Naturally a modern sci-fi writer with quintuple the medical knowledge and detailed descriptions of modern medical appliances and procedures, would engulf their tech-savy CSI-draunched audiences with said realism. Unbeknownst to Ms. Shelly, she is forging a new literary genre. While she understands that her story is unique to the audiences of her time, she keeps a literary aim on the human drama, simple and focused straightforward on the agony of the doctor, who leaves the room where the creature lies struggling to live. Next, Victor falls asleep in the next room and has a terrifying nightmare:
“I thought I saw Elizabeth, in the bloom of health, walking in the streets of Ingolstadt. Delighted and surprised, I embraced her; but as I imprinted the first kiss on her lips, they became livid with the hue of death; her features appeared to change, and I thought that I held the corpse of my dead mother in my arms; a shroud enveloped her form, and I saw the grave-worms crawling in the folds of the flannel.”

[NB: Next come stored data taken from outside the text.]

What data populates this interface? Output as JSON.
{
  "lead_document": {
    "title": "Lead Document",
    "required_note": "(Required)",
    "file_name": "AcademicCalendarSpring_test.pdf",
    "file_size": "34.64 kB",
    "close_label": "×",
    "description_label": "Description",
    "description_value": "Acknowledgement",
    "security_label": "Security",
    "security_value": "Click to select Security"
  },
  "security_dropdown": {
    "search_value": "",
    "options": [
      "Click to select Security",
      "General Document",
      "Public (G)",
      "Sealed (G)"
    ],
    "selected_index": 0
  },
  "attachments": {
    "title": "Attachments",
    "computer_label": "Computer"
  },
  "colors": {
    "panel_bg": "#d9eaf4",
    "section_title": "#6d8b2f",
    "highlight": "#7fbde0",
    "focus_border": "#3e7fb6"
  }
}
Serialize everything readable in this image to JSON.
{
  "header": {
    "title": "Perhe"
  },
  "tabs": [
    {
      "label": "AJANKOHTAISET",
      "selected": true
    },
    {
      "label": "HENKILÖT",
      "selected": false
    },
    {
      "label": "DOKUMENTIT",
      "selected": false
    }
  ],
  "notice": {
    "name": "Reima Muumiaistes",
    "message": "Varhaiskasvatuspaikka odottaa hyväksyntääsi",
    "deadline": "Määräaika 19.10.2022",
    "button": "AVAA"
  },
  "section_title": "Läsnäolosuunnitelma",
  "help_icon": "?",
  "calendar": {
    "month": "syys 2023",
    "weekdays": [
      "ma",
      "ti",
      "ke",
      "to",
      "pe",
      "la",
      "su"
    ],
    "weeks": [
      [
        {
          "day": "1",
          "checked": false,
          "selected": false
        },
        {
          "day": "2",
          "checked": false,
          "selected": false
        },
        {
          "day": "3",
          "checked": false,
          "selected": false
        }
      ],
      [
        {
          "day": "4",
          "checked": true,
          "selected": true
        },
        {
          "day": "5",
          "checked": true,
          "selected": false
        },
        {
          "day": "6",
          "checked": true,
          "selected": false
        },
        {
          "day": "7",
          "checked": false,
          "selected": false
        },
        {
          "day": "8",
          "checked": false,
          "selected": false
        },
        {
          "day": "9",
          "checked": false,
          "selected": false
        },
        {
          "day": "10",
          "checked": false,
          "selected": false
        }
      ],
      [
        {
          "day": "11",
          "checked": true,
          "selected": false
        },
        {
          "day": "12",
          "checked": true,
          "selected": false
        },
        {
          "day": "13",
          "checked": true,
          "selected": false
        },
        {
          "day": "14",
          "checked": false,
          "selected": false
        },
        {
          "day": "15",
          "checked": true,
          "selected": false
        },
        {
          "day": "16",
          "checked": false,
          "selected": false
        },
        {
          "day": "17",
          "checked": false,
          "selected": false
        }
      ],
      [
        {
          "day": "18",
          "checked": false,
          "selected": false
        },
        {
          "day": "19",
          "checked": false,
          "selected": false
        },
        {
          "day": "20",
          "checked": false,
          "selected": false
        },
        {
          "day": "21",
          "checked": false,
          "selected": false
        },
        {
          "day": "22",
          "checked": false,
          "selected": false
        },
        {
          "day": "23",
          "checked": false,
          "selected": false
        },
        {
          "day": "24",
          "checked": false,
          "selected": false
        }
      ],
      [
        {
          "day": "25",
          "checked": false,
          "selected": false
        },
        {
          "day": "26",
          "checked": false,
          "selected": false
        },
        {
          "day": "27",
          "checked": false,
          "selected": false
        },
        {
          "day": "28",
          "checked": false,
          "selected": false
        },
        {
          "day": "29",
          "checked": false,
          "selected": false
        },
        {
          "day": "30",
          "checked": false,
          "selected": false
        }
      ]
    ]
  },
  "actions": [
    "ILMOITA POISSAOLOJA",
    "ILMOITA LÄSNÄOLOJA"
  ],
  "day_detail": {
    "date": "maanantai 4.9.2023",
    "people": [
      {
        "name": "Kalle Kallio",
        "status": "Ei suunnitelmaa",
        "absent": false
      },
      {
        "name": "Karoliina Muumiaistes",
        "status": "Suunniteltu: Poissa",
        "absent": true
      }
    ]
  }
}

From here Victor awakes in a sweat and sees–
“…the wretch, the miserable monster whom I had created. He held up the curtain of the bed; and his eyes, if eyes they may be called, were fixed on me. His jaws opened, and he muttered some inarticulate sounds, while a grin wrinkled his cheeks. He might have spoken, but I did not hear; one hand was stretched out, seemingly to detain me, but I escaped, and rushed down stairs.”
Congratulations Mr. Frankenstein, it’s a hulking eight-foot…monster.
“I took refuge in the court-yard belonging to the house which I inhabited; where I remained during the rest of the night, walking up and down in the greatest agitation, listening attentively, catching and fearing each sound as if it were to announce the approach of the demoniacal corse to which I had so miserably given life…a thing such as even Dante could not have conceived.”
I’ve read Dante’s The Inferno and have taught it to high school seniors. Dante could easily conceive of such a monstrosity, but I understand Shelley’s point (and given her background the author’s proclivity to quote Coleridge and reference Dante). Allow me to quote from Richard Rhodes, author of Dark Sun: The Making of the Hydrogen Bomb, who quoted one of the Los Alamos scientists following the atomic bombing of Japan:
“Our beautiful physics, which had seemed like such a almost religious science commitment before the war, should have been put into the deepest and darkest part of human existence.”
This aptly describes Victor’s vacillating emotions, from his dedication to the science and now to his reversal of disgust and horror, at what the science had wrought in his hands.
At the height of his mounting disgust, his fear of its discovery by the public, and his terror in returning home to face his creation, lo and behold in the distance a coach arrives and out steps his friend Henry Clerval who has arrived for a visit. Henry easily sees that his friend is pale, thin and emotionally agitated. Forced to return to his house to give lodging to his friend, Victor happily discovers the creature missing. However, his mental state proceeds to collapse into a full-blown nervous breakdown, which leaves Victor debilitated for months and the ignorant Henry staying by his side to serve as Victor’s caretaker.